Sebi is appealing against an order of the central information commissioner, Satyananda Mishra (appellate authority under the national Right to Information Act), last month, asking it to disclose information in the 2007 RIL insider trading case. The CIC had passed this directive on an appeal filed by a Bangalore-based lawyer and RTI activist, Arun Agrawal, who had asked Sebi to disclose details of the consent order proceedings in the case and the identity of the entities involved in the alleged insider trading.
The bench of judges D Y Chandrachud and A A Sayed on Tuesday said RIL should be given a chance to present its version, as the disclosures in question pertain to the company. “We may accept their case or reject it. Everybody has to be given a chance,” said Chandrachud on Tuesday, while posting the matter to December 19.
|THE INSIDE JOB|
Arun Agrawal, appearing in person, argued there was no need to hear RIL. “If it is a bank, income tax department or lawyer, there is a fiduciary relationship. But there cannot be a fiduciary relationship between a regulator and a violator,” he said.
The court on Tuesday asked the Sebi counsel why the regulator should have any problem in disclosing the information on the basis of which it had come out with a consent circular.

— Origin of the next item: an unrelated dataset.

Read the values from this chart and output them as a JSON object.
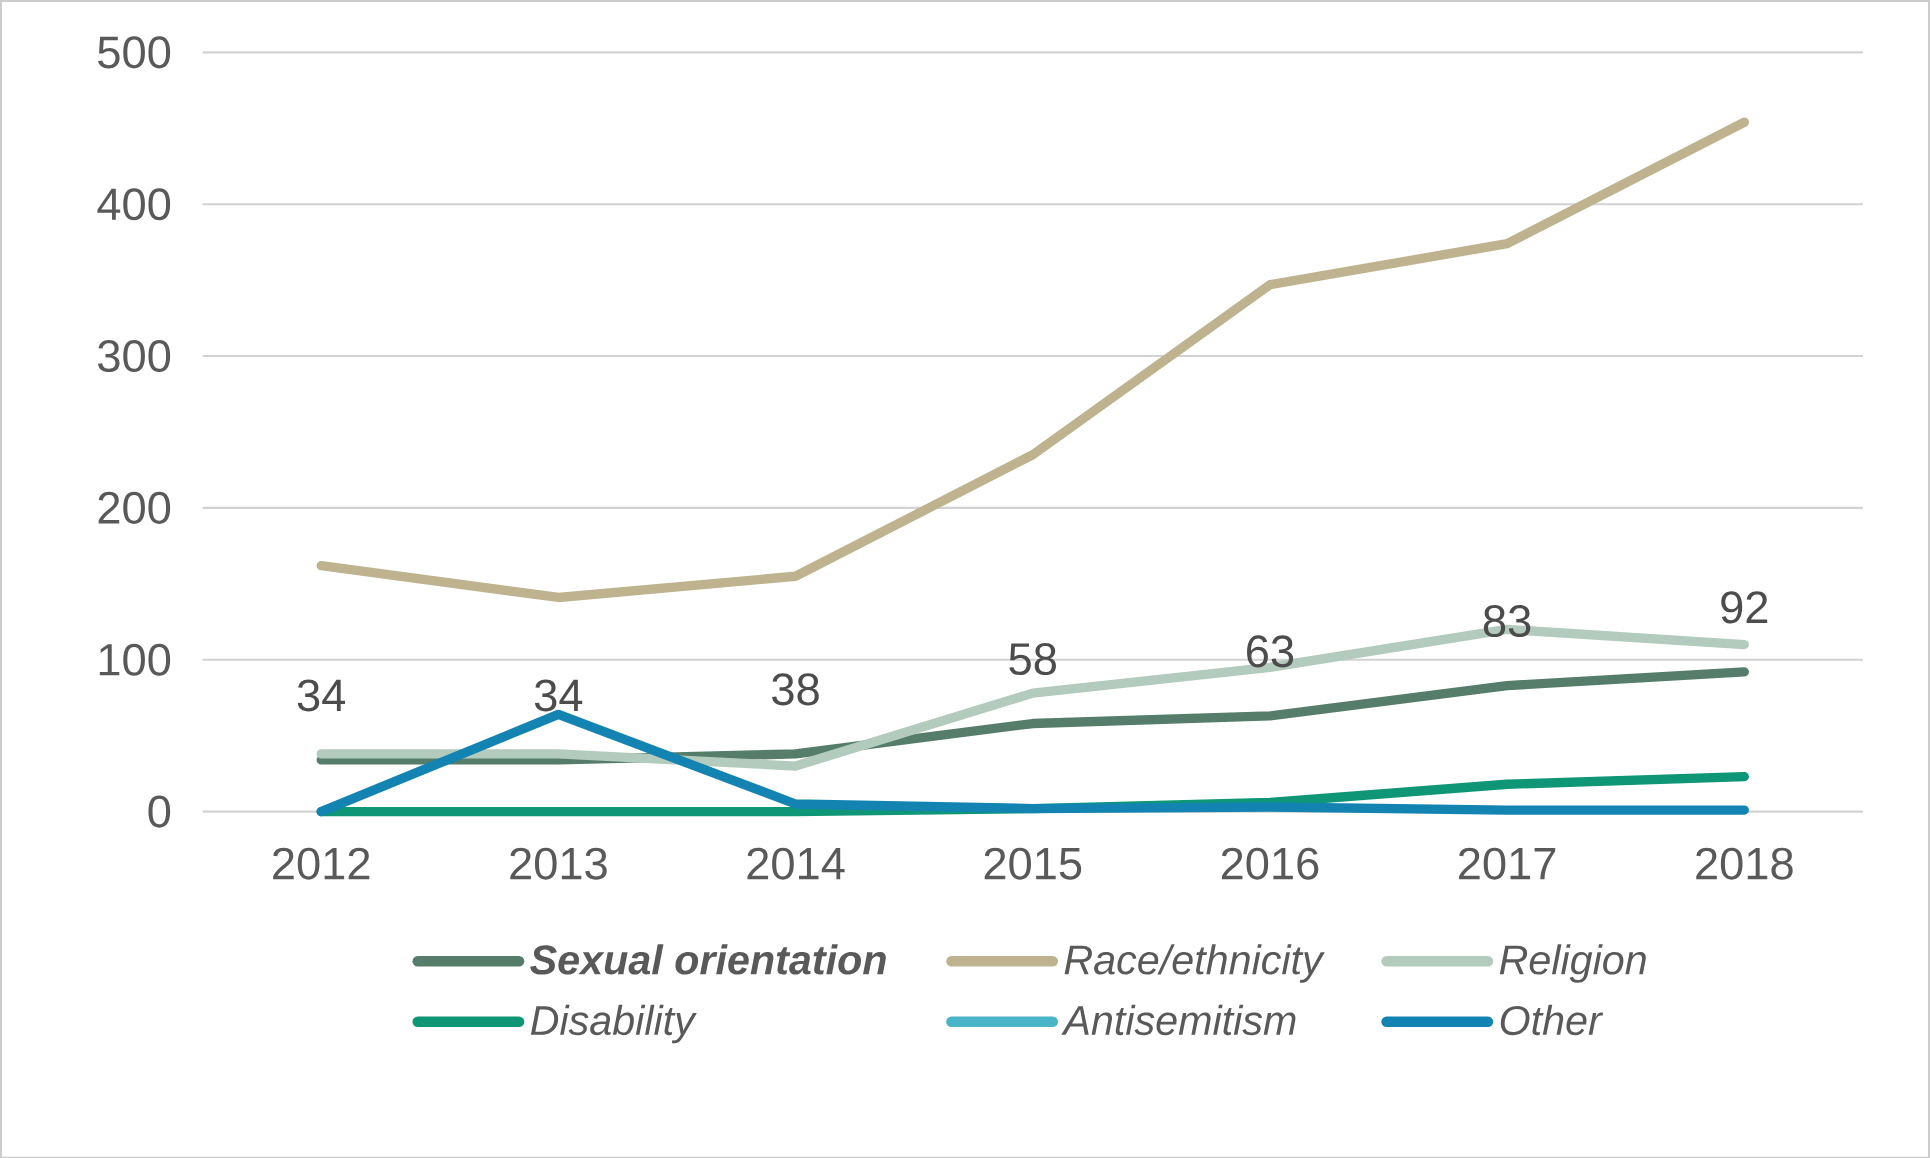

“He (Arun Agrawal) wants disclosure on the underlying process. What is the harm in disclosing the file notings? Ultimately, you have issued that circular. It is not something that is confidential. You have a file relating to that circular. Give him that file,” said Chandrachud. The court directed the counsel to take instructions from the regulator on whether it could disclose the file notings and the underlying process of the consent route circular.
The counsel, Jamshed Cama, argued that information regarding a commercial confidence or trade secrets cannot be given unless the CIC proved it would be in the public interest to do so.
“Prima facie, CIC could be satisfied that this is in the public interest. But the question is, is it merely enough to say that? He should demonstrate in his order as to how it is in the public interest,” said Cama.
In reply, Agrawal said such disclosures would keep the general public informed and educated about the risks they confront while investing in the market. “Even with the most hardened criminal, his face is covered but his name is made public,” he said.
Agrawal questioned Sebi’s rationale behind settling a Rs 500-crore insider trading case with a consent order of just Rs 10 crore. “If a Rs 500-crore case is settled for Rs 10 crore, then every party who violates rules will ask why should I not be given the privilege of giving 10 per cent of the loot and get exonerated,” he argued.
When Chandrachud asked the status of the case, the Sebi counsel said the investigation report was complete and it had to be considered by a Sebi wholetime member. “The next step would be prosecution or penalty,” said Cama.